The late Frank David at Midwest Woodworking in Norwood, Ohio, was quite particular about who could use the machines in his shop. It took several visits before Frank would let me operate his massive radial-arm saw, jointer and planer.
To say he was deeply concerned about my safety isn’t quite right. It was more accurate to say that he didn’t want to get my blood on his machinery.
“Once a machine gets a taste of blood, it’s useless,” he’d say. “I have to get rid of it.”
During Frank’s long life as a woodworker and employer, he observed that certain machines were cursed. Once they were involved in an accident, more accidents would follow on that machine.
A scientific mind could formulate several theories as to why this might be true:
1. The machine was inherently unsafe. Accidents were bound to happen over and over on a machine with an ill-fitted guard or a poor design for a cutterhead.
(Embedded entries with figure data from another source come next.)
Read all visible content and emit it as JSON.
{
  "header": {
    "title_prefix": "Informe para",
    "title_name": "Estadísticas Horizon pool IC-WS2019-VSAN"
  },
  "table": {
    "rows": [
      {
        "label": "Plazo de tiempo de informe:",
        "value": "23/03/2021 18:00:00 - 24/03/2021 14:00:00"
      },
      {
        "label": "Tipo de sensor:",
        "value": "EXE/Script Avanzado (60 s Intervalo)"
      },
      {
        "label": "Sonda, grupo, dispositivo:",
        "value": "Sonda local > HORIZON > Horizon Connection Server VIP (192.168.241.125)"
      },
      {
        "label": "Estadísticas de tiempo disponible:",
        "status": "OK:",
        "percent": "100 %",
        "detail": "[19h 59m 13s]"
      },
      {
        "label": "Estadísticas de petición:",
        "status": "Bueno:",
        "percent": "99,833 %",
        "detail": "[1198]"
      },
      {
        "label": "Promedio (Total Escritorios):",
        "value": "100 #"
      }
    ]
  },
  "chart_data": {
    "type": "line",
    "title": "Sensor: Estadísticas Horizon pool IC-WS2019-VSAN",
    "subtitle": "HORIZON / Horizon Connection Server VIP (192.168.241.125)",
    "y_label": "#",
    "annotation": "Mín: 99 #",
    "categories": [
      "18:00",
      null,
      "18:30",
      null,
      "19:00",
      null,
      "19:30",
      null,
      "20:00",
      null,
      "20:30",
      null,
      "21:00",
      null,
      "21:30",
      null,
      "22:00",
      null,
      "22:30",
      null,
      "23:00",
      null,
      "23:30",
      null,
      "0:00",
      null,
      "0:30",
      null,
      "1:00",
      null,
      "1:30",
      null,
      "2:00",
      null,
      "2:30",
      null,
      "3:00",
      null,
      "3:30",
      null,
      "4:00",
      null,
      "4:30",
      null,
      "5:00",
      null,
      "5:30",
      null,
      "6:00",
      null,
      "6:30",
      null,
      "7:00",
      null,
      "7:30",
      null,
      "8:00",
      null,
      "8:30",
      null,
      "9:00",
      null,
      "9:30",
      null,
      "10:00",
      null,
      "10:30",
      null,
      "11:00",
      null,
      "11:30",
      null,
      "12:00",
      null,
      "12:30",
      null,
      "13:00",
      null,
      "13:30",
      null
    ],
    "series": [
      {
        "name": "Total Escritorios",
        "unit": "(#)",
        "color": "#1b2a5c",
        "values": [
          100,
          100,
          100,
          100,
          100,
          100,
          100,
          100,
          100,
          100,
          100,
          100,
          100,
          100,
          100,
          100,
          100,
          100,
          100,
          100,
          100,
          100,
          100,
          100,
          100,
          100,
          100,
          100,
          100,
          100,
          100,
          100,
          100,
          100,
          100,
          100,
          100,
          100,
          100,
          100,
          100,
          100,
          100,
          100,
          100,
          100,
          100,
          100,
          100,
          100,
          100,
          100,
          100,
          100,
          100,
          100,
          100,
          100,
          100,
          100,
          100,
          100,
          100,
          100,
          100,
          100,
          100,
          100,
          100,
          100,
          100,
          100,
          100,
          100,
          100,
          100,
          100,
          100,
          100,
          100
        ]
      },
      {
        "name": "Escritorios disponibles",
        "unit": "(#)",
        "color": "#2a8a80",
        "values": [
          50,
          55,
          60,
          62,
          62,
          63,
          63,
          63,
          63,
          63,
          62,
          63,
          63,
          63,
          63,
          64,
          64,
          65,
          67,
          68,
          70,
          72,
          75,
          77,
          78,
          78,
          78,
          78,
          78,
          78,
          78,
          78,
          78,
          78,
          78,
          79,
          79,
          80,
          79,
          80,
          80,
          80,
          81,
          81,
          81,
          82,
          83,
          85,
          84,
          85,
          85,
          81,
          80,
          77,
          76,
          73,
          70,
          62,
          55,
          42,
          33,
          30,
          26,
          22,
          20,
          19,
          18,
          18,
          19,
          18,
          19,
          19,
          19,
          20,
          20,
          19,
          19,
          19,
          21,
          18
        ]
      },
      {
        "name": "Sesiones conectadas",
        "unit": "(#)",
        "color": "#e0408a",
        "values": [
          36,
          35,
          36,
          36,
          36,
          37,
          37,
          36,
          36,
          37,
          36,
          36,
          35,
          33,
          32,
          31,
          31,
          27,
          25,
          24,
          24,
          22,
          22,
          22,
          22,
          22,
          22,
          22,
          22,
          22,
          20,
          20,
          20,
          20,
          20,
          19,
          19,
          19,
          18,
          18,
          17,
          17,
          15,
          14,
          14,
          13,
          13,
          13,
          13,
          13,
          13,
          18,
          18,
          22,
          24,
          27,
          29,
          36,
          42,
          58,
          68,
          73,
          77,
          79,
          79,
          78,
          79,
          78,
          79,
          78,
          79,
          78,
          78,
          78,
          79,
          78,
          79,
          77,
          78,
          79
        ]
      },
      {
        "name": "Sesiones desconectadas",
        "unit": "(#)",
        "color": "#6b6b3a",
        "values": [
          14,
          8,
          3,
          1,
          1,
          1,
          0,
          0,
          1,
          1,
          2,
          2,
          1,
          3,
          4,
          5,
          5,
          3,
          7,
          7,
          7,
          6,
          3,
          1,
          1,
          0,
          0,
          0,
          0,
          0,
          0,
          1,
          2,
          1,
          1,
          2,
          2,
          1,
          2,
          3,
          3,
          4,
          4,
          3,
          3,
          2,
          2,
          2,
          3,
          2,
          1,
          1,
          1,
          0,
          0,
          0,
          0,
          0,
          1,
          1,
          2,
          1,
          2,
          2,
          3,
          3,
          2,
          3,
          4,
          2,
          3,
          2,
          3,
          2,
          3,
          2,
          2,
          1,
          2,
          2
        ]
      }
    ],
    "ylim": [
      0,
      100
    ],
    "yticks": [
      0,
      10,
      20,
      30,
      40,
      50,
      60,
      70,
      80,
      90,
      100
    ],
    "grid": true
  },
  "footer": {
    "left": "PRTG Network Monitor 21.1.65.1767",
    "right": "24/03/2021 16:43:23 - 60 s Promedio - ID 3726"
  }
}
2. After an accident, workers would be psychologically affected when using a machine that had been involved in an accident. Their lack of confidence would lead to another accident.
3. Machines that were involved in an accident might become neglected. And that neglect could lead to a machine that was “bitey.”
4. Hemoglobin-loving fairies start growing in the dust-collection chute and offgas a neurotoxin that makes you think about giving a foot massage to Uma Thurman when you should be watching the cutterhead and fence.
To be honest, I think a little superstition and ritualistic behavior is a good thing in a woodworking shop. Think of baseball players who perform odd luck-inducing activities before going to bat (wearing a special piece of underwear, picking their noses in a special way). They repeat an activity exactly as they did once before (licking that lightswitch six times) so the result (home run!) is the same.
In the shop, I have many activities that I perform as ritual. The way I sharpen, chisel, fit dovetails and rip on a table saw are practically scripture. They might look odd – I always grip my honing guide with my left hand. My left thumb presses the plane iron in place as my right hand uses a screwdriver to tighten the guide’s screw. But the rituals remove as many variables as possible from an equation that has one incredible wild card: the wood itself.
Now if you will please excuse me, I have to do six jumping jacks while humming Prince’s “Batdance.” I have tenons to cut.